Il y a mieux à faire
Pour contribuer au rayonnement de la tour Eiffel, il y a mieux à faire que de transférer Gustave au Panthéon. Mais on revient de loin, souvenons-nous qu’il y a peu, il était prévu d’abattre au pied de la tour une quarantaine d’arbres anciens pour édifier cinq immeubles de bureaux sur le jardin classé du Champ-de-Mars. Il semble que ce projet saugrenu ait fait long feu, mais on attend toujours le retrait des permis de construire. Ensuite, tout l’environnement de la tour est saturé d’un bazar inextricable qui obstrue la vue et favorise la délinquance. Ne pourrait-on pas dégager tout cela, rouvrir au public les charmants jardins anglo-chinois et restituer la clarté de la perspective ? Autre chose : au lieu de repeindre la tour en un bien triste marron foncé, couleur sans légitimité historique et contrecarrant les éclairages, ne serait-il pas possible de rétablir la belle polychromie authentique ?

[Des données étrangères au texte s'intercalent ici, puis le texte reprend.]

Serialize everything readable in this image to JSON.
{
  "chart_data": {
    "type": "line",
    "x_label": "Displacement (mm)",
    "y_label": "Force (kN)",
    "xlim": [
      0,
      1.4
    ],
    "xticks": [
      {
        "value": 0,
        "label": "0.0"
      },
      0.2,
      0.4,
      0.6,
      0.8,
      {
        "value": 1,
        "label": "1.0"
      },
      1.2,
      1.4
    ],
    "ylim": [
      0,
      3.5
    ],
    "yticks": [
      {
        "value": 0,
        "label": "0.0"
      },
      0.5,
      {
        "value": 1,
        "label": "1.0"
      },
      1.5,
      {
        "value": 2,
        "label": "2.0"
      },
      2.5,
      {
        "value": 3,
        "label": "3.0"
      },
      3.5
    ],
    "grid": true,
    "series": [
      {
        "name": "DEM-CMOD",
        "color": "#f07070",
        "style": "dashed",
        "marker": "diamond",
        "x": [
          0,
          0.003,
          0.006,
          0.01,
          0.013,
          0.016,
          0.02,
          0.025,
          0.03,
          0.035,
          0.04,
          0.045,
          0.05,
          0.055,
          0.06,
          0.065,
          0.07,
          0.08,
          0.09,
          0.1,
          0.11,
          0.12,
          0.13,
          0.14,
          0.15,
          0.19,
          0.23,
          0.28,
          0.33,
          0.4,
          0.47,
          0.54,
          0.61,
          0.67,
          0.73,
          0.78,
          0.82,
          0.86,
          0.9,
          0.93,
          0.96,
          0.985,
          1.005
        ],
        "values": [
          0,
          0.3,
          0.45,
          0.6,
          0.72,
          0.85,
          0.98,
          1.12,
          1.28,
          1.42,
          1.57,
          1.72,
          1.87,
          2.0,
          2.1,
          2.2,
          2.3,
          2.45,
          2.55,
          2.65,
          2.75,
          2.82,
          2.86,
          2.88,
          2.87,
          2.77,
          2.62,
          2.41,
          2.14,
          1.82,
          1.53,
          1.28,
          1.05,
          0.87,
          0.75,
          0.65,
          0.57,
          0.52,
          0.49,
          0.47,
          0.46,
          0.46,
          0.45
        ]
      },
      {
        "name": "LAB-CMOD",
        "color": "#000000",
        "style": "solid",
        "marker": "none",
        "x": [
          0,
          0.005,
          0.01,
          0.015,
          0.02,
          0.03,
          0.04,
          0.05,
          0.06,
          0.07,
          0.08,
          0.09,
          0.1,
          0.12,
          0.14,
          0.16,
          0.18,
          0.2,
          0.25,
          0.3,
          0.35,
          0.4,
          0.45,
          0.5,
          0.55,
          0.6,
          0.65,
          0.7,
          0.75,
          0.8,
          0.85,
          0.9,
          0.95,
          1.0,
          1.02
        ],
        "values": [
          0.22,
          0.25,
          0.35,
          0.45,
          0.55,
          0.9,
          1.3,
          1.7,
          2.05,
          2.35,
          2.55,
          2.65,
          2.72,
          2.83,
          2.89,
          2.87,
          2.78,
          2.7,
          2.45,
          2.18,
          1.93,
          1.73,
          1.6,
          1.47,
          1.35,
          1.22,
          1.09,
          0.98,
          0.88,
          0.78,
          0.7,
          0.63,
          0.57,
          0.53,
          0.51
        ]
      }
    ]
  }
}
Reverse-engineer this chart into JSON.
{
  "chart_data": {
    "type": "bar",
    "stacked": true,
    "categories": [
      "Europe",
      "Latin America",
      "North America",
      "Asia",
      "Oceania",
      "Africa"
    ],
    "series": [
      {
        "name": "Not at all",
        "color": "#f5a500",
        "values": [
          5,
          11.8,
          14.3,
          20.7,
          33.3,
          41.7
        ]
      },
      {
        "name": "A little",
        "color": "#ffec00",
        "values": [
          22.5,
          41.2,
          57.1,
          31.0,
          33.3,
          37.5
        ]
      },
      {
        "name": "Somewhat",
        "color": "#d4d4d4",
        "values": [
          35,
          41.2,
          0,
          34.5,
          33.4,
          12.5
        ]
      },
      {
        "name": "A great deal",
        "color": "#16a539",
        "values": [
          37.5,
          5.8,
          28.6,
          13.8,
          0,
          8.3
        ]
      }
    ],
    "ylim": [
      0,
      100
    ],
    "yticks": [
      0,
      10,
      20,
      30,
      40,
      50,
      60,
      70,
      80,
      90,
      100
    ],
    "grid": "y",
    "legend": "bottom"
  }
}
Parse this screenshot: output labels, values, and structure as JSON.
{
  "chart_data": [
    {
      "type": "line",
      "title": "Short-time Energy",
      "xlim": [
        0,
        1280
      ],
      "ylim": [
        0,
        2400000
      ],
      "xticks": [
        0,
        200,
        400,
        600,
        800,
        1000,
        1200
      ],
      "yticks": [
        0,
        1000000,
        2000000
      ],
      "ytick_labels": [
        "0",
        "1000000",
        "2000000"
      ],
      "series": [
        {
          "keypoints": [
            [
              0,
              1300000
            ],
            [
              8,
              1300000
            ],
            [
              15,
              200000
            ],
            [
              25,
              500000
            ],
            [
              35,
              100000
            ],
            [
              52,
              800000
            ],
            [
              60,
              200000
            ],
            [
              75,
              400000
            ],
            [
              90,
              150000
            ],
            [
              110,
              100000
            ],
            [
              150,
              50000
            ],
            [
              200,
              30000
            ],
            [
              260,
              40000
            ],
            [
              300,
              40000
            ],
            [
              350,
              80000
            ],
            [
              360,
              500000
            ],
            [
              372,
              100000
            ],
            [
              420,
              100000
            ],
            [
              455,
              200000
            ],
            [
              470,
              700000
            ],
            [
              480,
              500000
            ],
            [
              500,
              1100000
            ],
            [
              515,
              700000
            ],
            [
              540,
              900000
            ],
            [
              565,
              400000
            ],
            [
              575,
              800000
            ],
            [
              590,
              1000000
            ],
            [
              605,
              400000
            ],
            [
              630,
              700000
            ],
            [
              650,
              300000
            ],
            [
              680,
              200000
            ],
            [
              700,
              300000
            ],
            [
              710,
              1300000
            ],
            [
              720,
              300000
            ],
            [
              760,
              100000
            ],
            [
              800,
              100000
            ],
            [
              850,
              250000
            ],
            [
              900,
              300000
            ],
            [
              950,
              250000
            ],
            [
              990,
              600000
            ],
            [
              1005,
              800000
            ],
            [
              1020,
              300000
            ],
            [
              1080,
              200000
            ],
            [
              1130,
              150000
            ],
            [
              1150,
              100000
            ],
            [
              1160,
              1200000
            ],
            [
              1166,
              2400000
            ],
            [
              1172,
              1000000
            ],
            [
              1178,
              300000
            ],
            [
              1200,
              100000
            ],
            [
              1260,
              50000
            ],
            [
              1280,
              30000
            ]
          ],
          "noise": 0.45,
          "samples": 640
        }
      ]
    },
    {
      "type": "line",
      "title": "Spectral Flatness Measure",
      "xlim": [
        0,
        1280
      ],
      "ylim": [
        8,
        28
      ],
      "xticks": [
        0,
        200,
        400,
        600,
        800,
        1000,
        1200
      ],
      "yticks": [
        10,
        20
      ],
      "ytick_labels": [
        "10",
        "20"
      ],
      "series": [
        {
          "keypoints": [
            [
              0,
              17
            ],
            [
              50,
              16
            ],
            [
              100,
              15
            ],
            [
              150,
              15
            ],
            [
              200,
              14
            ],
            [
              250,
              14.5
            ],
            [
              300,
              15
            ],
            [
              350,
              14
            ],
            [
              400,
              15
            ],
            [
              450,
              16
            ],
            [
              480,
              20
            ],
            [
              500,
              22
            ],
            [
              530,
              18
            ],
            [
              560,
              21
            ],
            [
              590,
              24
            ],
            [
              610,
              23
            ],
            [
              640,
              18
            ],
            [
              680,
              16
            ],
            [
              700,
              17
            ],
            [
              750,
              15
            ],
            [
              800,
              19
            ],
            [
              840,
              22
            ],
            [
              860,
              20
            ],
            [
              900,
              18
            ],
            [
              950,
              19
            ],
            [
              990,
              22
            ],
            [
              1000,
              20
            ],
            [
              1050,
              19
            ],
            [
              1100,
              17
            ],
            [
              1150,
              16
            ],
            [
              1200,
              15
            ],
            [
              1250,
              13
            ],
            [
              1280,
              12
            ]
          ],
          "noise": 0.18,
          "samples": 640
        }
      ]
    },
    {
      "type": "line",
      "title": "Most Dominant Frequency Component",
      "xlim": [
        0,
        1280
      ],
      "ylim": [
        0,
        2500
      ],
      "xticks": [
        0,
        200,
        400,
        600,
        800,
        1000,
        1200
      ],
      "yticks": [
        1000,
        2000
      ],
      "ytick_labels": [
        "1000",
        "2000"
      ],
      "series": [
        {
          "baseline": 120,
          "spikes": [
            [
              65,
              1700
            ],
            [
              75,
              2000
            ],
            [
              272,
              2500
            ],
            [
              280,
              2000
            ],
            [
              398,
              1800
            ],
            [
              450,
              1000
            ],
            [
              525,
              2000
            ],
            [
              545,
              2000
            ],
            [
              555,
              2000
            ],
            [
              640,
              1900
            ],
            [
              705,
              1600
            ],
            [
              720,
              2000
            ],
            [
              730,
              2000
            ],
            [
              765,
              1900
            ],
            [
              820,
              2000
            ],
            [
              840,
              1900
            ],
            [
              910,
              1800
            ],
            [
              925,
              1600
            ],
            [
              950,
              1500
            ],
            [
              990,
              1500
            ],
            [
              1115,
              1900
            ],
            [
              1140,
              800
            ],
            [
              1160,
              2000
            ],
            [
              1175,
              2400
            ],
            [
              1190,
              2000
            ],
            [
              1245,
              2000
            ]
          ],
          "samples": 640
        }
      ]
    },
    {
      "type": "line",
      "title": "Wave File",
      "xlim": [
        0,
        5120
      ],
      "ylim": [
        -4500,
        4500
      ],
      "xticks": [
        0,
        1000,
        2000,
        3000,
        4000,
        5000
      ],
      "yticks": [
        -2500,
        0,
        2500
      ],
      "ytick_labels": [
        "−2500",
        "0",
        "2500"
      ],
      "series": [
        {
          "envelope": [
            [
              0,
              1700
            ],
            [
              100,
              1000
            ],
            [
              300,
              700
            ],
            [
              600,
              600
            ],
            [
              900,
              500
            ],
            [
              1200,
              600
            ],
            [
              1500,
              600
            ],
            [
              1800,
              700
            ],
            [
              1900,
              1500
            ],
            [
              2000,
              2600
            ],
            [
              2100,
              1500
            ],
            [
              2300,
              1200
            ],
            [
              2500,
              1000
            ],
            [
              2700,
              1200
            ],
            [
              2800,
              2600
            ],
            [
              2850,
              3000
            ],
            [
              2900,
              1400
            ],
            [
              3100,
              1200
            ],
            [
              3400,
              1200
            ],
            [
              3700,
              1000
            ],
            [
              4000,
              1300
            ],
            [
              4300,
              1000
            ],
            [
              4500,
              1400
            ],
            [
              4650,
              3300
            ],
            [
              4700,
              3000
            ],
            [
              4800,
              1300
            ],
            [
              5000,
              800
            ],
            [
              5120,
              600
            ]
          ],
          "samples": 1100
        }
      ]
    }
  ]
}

Allons plus loin, rêvons un peu : ne pourrait-on pas restaurer ce bâtiment emblématique de Paris, qui n’est même pas classé monument historique, en lui rendant ses décors d’origines ? Vraiment, qu’il serait enthousiasmant de restituer à la tour son élégance Art nouveau et sa saveur Belle Époque !
À voir. Eiffel toujours plus haut ! , parvis de la tour, été 2023, dates non encore précisées.
[1]. Voir Causeur, n° 100.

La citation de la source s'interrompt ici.